For every x, y ∈ IN = {1, . . . , N} define K(x, y) = min{x, y}. Prove that K is a valid kernel I need to prove K is a valid Kernel.
x and y are positive integers, and K is the minimum of x and y.
I know I should prove K positive definite. But May I see how.
 A: Let $\mathcal X$ be any subset of $\{1...N\}$, and $|\mathcal X|=n,$ and $x_i,x_j$ be any two elements from this set.
We can write $\min(x_i,x_j)$ as below:
$$\min(x_i,x_j)=\int_0^N \mathbb 1(t\leq x_i)\mathbb 1(t\leq x_j)dt$$
The reason of this equality is straightforward. The first indicator function will be $1$ until $x_i$; and the second indicator function is $1$ until $x_j$. The multiplication will be $1$ if both are $1$, which means until the minimum of $x_i$ and $x_j$. The integral then can be written as
$$\begin{align}\int_0^N\mathbb 1(t\leq x_i)\mathbb 1(t\leq x_j)dt&=\int_0^{\min(x_i,x_j)}\mathbb 1(t\leq x_i)\mathbb 1(t\leq x_j)dt\\&=\int_0^{\min(x_i,x_j)}1\times 1\times dt\\&=\min(x_i,x_j)\end{align}$$
Then, we substitute in to the PSD requirement:
$$\begin{align}\sum_{i=1}^n\sum_{j=1}^n c_i c_j \min(x_i,x_j)&=\sum_{i=1}^n\sum_{j=1}^n c_i c_j \int_0^N \mathbb 1(t\leq x_i)\mathbb 1(t\leq x_j)dt \\&=\int_0^N \underbrace{\left(\sum_{i=1}^n c_i\mathbb 1(t\leq x_i)\right)}_{M(t)}\underbrace{\left(\sum_{j=1}^n c_j\mathbb 1(t\leq x_j)\right)}_{M(t)}dt\\&=\int_0^NM(t)M(t)dt=\int_0^NM(t)^2dt\geq 0\end{align}$$
Both multiplicands are equal because both summations range from $1$ to $n$. We can also change the order of summations and integrations according to Fubini's theorem (in short, the sums and integrals are finite).

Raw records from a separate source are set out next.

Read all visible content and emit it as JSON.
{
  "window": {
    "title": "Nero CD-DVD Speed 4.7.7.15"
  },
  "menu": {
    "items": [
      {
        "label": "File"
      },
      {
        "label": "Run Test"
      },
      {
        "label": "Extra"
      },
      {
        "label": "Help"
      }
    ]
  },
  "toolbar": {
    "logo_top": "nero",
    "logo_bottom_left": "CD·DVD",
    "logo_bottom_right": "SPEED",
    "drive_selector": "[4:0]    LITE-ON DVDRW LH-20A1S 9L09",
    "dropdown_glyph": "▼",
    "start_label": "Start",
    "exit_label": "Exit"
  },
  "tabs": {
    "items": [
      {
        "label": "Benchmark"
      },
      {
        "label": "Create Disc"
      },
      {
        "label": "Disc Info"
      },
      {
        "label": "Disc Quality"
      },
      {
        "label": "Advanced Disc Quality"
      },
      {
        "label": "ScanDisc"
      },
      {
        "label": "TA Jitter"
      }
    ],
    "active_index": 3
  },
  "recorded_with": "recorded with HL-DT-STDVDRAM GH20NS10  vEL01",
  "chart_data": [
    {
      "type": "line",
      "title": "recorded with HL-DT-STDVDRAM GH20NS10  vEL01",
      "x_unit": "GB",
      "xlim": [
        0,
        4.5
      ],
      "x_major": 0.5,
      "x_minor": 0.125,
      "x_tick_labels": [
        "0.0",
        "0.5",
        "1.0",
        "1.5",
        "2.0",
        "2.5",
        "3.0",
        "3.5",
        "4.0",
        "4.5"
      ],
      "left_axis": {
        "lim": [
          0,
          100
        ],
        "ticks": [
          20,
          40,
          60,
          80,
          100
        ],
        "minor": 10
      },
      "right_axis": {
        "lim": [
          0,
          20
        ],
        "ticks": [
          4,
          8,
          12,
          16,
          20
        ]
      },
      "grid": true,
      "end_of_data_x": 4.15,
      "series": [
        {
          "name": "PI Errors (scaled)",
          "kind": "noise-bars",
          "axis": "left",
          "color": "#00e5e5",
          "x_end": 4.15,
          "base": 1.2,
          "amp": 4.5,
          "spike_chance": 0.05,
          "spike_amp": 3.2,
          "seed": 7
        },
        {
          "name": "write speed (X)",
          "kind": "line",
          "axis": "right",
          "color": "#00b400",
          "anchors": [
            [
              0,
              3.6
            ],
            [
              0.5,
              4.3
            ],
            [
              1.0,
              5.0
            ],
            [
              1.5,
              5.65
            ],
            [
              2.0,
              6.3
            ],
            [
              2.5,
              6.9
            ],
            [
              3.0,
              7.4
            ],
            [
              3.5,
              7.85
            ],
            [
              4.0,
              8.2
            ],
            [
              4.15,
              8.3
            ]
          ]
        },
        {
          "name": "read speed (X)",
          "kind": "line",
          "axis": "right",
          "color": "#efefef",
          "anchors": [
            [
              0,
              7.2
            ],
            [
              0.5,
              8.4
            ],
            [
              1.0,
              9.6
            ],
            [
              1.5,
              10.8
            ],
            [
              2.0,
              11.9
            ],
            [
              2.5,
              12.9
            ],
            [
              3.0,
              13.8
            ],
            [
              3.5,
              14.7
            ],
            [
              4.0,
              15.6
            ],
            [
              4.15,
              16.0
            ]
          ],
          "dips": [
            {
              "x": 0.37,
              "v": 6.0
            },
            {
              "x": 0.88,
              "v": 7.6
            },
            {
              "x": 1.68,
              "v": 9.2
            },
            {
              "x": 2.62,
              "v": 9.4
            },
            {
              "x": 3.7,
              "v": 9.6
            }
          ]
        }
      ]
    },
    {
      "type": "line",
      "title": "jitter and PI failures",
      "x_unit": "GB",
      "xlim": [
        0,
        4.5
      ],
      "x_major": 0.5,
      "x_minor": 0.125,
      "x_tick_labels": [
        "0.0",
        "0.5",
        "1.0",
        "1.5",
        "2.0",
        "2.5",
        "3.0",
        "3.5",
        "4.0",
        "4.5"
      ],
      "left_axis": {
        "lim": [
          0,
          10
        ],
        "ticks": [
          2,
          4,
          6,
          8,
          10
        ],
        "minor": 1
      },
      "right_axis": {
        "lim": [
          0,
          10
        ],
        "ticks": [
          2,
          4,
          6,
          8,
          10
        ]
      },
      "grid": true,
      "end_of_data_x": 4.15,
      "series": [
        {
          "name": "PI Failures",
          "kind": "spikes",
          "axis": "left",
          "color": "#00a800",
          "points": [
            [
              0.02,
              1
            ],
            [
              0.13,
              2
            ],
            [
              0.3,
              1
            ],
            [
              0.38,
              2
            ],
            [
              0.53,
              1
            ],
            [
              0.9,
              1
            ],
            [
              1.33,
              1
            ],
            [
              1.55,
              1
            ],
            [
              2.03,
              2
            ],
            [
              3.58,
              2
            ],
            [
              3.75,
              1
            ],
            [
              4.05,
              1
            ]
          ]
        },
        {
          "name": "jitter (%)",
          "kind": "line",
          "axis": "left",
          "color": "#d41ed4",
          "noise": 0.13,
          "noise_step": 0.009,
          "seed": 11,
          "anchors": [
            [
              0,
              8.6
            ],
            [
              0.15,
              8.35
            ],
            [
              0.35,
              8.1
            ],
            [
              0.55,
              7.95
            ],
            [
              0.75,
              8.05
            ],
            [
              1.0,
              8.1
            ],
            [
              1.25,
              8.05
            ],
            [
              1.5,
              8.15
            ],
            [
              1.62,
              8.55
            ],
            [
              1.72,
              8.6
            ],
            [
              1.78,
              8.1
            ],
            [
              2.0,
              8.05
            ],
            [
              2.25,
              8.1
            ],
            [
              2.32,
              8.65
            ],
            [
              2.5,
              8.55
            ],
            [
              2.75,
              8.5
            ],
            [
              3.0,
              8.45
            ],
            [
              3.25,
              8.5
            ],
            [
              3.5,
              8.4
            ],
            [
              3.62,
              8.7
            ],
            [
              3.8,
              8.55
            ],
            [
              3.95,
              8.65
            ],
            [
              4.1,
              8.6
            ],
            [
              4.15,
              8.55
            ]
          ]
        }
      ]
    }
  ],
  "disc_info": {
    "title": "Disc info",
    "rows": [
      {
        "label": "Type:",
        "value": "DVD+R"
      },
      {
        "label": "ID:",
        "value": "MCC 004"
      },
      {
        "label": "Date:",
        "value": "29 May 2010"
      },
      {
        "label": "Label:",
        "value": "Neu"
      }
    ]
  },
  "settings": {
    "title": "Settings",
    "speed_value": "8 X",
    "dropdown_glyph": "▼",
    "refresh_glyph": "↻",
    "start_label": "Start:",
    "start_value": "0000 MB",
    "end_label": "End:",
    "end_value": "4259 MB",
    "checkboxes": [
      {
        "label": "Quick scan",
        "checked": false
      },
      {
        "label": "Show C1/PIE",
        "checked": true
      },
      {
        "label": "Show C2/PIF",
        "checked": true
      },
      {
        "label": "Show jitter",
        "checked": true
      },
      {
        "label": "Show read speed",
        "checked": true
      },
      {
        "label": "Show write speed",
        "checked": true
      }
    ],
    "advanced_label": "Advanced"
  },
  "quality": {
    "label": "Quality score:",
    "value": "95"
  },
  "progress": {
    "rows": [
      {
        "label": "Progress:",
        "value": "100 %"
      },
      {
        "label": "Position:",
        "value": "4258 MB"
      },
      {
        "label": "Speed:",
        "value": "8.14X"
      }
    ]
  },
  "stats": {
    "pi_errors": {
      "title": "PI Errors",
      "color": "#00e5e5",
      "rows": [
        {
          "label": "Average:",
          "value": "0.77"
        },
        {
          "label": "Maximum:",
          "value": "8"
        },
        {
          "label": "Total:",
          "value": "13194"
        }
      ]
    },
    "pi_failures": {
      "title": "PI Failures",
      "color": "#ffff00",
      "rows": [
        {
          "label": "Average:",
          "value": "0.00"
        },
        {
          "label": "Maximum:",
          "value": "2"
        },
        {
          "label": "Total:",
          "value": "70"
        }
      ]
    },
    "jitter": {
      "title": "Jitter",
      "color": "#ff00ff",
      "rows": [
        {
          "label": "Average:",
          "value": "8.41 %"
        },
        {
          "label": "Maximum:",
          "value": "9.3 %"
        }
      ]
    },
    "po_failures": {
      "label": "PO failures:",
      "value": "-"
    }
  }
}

This covers PSD property and you've already mentioned the symmetric property in your comment.
A: Let $B_1, B_2, \ldots, B_N, \ldots$ be a sequence of independent zero-mean unit variance random variables.  For instance, each $B_i$ could be a Rademacher variable that has a $1/2$ chance of being $+1$ and a $1/2$ chance of being $-1.$
Let $X_i = B_1 + B_2 + \cdots + B_i$ be the partial sum.  The sequence $(X_i)$ is an example of a random walk.  We are going to compute the covariance matrix of this walk.  The algebra is simple, but I will give all the details just to be perfectly clear.
Because each $X_i$ is a sum of independent (therefore uncorrelated) variables, its variance is the sum of the variances of its components, whence $$\operatorname{Var}(X_i) = \operatorname{Var}(B_1) + \operatorname{Var}(B_2) + \cdots + \operatorname{Var}(B_i)  = i.$$
Morever, when $j\gt i$ the additional terms in $X_j$ (namely, $B_{i+1} + \cdots + B_j$) are independent of $X_i$ and therefore uncorrelated with it, showing that
$$\begin{aligned}
\operatorname{Cov}(X_i, X_j) &= \operatorname{Cov}(X_i, X_i + (X_j-X_i))\\
& = \operatorname{Cov}(X_i,X_i) + \operatorname{Cov}(X_i, X_j-X_i) \\
&= \operatorname{Var}(X_i) + 0 \\
&= i.
\end{aligned}$$
Since covariance is symmetric, $$\operatorname{Cov}(X_j,X_i) = \operatorname{Cov}(X_i,X_j) = i.$$
A convenient way to express all these results is

$$\operatorname{Cov}(X_i,X_j) = \min(i,j) = K(i,j).$$

Because $K$ is a covariance matrix and all covariance matrices are positive semi-definite, it is a kernel, QED.